Bolivia tengah dilanda krisis ekonomi yang kian mengkhawatirkan. Negara di Amerika Selatan ini terancam gagal membayar utang luar negerinya yang mencapai Rp 218 triliun (kurs), menambah tekanan sosial dan ekonomi di tengah masyarakat.

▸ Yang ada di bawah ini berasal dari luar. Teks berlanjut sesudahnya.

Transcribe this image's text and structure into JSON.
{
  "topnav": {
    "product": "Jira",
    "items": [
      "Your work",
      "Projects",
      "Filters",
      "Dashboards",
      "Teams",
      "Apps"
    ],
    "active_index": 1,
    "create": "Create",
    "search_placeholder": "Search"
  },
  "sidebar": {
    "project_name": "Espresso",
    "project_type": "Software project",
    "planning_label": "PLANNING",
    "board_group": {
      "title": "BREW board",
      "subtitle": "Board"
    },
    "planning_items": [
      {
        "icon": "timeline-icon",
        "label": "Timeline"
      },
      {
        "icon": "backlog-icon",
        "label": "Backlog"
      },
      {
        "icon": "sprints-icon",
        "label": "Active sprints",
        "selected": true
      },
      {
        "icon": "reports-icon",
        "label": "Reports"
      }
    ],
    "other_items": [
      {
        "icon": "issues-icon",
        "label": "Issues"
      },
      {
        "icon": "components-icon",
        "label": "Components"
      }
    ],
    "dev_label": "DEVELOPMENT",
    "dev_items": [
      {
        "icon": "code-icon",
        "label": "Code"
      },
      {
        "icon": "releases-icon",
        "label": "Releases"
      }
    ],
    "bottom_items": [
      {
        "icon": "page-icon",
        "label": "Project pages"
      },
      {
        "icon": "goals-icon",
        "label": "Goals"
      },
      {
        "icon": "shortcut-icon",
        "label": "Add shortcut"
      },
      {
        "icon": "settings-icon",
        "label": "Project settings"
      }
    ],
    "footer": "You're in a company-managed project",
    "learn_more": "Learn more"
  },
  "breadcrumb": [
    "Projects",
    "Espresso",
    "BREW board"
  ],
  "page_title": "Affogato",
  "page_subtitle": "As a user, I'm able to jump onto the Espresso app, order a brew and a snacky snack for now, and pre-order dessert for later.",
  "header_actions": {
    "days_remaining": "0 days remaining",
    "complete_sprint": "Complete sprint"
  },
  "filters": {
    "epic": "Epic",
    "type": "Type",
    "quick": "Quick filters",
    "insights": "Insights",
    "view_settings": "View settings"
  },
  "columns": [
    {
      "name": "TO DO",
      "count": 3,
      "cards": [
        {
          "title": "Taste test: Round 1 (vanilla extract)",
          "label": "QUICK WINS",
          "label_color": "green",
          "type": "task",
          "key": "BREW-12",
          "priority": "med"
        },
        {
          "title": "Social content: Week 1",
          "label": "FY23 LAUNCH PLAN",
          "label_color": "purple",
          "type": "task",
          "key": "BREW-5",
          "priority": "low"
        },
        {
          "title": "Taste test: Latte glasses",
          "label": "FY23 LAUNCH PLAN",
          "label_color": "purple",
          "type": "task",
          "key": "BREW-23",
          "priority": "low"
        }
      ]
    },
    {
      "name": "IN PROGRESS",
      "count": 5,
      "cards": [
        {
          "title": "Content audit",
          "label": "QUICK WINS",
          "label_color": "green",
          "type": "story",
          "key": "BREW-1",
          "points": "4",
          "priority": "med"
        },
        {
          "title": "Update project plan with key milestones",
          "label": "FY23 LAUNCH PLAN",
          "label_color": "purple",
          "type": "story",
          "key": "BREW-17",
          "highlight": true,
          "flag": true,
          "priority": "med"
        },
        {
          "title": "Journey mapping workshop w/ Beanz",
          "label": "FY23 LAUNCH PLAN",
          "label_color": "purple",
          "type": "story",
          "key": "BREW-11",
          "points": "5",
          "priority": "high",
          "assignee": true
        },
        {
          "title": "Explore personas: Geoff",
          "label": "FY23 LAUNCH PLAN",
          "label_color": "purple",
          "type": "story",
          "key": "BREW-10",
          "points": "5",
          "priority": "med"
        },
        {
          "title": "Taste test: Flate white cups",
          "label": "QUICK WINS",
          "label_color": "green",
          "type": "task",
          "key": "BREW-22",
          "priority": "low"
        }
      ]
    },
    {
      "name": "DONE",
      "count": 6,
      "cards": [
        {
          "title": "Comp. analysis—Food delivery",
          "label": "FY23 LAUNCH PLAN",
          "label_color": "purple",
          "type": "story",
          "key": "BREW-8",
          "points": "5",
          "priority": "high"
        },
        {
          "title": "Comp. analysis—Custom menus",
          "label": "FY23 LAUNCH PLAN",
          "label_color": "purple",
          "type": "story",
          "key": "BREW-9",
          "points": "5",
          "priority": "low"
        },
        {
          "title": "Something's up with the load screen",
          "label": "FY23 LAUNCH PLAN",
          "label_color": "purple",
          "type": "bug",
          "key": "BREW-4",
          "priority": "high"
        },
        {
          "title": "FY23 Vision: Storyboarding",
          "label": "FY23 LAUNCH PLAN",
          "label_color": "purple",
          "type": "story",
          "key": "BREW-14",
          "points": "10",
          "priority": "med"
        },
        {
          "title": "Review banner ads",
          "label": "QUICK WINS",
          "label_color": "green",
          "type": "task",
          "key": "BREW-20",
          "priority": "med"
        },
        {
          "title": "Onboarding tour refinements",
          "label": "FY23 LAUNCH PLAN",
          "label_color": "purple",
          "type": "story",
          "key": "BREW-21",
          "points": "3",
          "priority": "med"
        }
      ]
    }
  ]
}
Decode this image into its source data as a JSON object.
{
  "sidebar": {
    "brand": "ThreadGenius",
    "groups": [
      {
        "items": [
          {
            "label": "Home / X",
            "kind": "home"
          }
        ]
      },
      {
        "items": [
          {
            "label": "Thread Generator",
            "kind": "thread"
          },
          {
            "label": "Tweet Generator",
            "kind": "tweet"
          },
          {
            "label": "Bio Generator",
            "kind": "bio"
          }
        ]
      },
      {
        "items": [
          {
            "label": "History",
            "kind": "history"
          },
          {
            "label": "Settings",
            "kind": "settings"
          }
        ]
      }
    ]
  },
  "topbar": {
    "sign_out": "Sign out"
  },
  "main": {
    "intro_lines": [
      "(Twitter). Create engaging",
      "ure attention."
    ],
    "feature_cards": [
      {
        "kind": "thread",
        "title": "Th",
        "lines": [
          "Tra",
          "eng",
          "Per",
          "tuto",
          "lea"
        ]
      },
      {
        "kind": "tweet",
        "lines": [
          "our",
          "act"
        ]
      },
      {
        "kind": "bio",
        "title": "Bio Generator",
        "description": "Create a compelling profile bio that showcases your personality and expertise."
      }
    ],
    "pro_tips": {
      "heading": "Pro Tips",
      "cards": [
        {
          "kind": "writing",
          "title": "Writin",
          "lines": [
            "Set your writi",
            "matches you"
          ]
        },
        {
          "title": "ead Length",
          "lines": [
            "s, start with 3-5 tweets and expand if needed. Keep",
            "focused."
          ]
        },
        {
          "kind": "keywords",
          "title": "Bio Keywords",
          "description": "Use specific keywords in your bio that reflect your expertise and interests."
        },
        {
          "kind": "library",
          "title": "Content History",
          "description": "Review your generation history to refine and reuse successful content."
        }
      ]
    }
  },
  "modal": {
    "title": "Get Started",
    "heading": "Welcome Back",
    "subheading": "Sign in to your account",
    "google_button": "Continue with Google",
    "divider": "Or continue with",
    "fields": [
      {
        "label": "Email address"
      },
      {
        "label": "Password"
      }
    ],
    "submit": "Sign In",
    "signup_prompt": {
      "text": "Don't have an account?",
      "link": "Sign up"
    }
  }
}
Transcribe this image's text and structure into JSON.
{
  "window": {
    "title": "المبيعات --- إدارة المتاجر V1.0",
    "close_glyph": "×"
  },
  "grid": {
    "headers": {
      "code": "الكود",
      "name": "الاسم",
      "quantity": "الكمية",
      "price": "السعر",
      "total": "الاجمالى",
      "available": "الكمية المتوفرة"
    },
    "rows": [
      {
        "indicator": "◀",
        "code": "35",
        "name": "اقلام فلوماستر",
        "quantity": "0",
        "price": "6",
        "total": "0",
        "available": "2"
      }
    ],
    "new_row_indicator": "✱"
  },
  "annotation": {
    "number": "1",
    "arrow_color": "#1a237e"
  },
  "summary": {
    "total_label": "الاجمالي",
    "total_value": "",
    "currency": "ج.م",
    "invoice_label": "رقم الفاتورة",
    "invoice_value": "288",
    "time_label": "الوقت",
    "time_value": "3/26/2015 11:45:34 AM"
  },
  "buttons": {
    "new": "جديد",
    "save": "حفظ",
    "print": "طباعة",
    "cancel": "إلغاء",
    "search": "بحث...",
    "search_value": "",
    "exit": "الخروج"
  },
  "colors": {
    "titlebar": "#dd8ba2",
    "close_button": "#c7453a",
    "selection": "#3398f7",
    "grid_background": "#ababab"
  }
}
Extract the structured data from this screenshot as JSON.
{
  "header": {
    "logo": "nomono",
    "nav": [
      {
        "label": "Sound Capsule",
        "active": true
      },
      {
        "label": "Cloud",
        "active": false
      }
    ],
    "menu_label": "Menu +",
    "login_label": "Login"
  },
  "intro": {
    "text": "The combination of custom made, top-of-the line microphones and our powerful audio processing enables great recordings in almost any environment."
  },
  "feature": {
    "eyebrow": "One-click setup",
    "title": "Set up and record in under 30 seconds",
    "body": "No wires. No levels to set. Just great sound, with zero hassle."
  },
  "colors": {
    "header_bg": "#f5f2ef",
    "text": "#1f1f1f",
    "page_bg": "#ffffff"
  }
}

Melansir detikFinance, Presiden Bolivia Luis Arce Catacora mengungkapkan bahwa risiko gagal bayar semakin besar jika pemerintah tidak segera mendapatkan sumber pendanaan baru. Negara ini membutuhkan dana besar untuk impor bahan bakar dan pembayaran utang sebelum akhir tahun ini.
"Kami berusaha untuk tidak gagal bayar. Kami memiliki niat untuk membayar utang kami, tetapi bagaimana jika kami tidak memiliki sumber daya?" kata Arce dalam sebuah wawancara di kantornya di La Paz, Ibu Kota Bolivia.
SCROLL TO CONTINUE WITH CONTENT
Total utang luar negeri Bolivia saat ini telah menembus angka US$ 13,3 miliar atau setara Rp 218,06 triliun (kurs Rp 16.396/dolar AS). Mayoritas pinjaman tersebut berasal dari lembaga keuangan besar seperti Bank Pembangunan Inter-Amerika, Bank Dunia, Bank Pembangunan Amerika Latin dan Karibia (CAF), serta China.
Menurut data Bank Dunia, jumlah utang tersebut setara lebih dari 37% dari pendapatan nasional bruto Bolivia. Negara ini terakhir kali mengalami gagal bayar utang pada tahun 1984, artinya itu sekitar 41 tahun lalu.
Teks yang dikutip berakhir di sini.